Suppose that $\mathscr{P}$ is a partition of A and suppose $xQy$ if there exists $C \in \mathscr{P}$ such that $x \in C$ and $y \in C$. Prove that Q is symmetric and Q is reflexive on A.
Proof.
Let $x \in A$ and $y \in A$.
Assume that $xQy$. By definition, for all $x \in A$ and $y \in A$, if $xQy$, then $yQx$. Therefore, $\exists C \in \mathscr{P}$ such that $x \in C$ and $y \in C$. Therefore $yQx$. Hence Q is symmetric.
Let $x \in A$.
By definition, the partition of A is represented as $$A =\bigcup_{c\in \mathscr{P}}C.$$ Since $x \in A$, it follows that $x \in \bigcup_{c \in \mathscr{P}}C$. So $\exists C \in \mathscr{P}$ such that $x \in C$. Hence $xQx$. Q is reflexive.
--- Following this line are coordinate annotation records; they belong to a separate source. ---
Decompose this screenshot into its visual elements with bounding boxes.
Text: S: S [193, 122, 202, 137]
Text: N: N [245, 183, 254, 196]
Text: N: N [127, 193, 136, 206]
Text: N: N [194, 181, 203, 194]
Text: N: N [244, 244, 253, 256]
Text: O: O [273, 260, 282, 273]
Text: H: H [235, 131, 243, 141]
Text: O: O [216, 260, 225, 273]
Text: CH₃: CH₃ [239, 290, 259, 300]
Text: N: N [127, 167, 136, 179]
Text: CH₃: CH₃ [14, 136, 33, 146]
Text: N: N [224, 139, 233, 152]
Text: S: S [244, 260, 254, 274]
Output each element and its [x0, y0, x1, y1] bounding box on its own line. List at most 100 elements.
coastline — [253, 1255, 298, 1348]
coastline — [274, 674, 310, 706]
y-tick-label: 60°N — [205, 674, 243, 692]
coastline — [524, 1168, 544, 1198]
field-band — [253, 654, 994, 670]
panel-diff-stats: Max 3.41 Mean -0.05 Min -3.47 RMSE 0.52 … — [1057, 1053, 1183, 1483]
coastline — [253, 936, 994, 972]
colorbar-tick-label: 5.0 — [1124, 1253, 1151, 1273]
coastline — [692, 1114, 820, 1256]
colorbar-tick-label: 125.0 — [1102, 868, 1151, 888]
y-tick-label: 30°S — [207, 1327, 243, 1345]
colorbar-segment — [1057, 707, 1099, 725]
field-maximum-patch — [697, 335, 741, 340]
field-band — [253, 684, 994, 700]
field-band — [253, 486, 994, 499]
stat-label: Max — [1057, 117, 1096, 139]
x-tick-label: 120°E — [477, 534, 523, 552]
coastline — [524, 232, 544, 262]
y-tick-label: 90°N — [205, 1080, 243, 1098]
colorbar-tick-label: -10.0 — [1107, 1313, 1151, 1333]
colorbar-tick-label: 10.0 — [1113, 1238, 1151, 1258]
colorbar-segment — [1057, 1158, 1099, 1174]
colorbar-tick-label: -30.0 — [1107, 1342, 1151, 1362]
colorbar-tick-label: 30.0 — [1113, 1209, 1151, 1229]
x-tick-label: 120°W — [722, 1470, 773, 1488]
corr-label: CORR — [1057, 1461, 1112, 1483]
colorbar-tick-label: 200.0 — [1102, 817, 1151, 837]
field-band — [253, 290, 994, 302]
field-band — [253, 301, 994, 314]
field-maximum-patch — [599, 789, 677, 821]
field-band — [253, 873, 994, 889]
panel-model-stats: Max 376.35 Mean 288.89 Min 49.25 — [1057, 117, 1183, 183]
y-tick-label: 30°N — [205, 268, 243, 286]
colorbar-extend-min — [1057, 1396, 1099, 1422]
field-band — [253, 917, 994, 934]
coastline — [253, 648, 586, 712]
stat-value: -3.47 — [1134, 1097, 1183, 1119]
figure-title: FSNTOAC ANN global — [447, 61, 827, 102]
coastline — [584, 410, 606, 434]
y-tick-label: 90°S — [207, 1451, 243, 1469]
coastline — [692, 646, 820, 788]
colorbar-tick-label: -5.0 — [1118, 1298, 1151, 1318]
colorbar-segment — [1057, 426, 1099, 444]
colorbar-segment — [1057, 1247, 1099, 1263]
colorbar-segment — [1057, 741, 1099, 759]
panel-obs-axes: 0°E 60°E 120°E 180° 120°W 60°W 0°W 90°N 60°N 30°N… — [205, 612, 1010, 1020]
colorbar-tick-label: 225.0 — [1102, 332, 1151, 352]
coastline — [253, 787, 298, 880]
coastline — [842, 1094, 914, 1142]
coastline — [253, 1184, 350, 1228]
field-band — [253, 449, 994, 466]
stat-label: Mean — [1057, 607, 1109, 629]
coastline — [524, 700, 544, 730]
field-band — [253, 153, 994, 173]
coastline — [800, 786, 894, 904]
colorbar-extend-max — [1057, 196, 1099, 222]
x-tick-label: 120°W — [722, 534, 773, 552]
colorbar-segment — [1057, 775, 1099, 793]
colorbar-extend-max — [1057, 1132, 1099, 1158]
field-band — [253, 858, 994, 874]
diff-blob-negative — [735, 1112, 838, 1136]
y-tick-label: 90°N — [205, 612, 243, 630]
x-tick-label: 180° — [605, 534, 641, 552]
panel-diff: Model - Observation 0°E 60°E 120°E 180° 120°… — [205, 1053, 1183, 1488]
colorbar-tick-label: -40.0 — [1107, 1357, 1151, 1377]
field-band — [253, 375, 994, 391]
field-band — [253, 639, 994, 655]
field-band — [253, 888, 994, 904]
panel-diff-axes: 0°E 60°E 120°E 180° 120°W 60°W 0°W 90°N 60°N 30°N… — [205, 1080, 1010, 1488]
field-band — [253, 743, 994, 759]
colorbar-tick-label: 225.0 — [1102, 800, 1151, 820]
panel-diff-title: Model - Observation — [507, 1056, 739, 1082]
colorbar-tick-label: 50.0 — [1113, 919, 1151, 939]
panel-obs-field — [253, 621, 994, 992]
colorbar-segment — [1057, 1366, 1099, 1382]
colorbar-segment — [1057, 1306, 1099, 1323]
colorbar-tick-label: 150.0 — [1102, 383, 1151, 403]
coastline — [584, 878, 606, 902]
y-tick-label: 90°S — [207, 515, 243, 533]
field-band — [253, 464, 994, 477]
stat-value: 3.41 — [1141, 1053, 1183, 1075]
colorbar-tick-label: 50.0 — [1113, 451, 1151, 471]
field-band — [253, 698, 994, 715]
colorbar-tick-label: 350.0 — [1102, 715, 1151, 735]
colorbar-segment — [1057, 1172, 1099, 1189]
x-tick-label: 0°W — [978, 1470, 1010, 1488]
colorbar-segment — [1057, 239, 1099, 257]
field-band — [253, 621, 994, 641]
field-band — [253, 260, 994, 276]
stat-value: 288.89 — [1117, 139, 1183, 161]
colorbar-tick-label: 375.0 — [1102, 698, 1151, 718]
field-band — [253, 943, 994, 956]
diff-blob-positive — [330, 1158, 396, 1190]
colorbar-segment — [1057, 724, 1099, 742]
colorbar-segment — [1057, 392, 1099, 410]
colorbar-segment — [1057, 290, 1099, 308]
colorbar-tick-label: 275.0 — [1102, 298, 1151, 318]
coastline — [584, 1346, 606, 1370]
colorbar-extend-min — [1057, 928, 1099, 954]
These are my proofs. If needed, can someone correct them?
There's an issue here; this is not "by definition," and is in fact precisely what you're trying to conclude, so it's not OK to claim that $y Q x$ yet.
It might be slightly better to explicitly restate that we can conclude for this $C$ that "$y \in C$ and $x \in C$", in that order. This is obviously true, but it's the crux of why you can claim that $y Q x$. Whether or not this is imperative depends on how picky your teacher is, most likely.
Again, it may be worth explicitly saying that "for this $C$, we can say '$x \in C$ and $x \in C$.'" But this feels even more nitpicky than the last thing and may be unnecessary.
(This whole thing mostly looks good, by the way! The only serious problem is the one about prematurely claiming that $y Q x$.)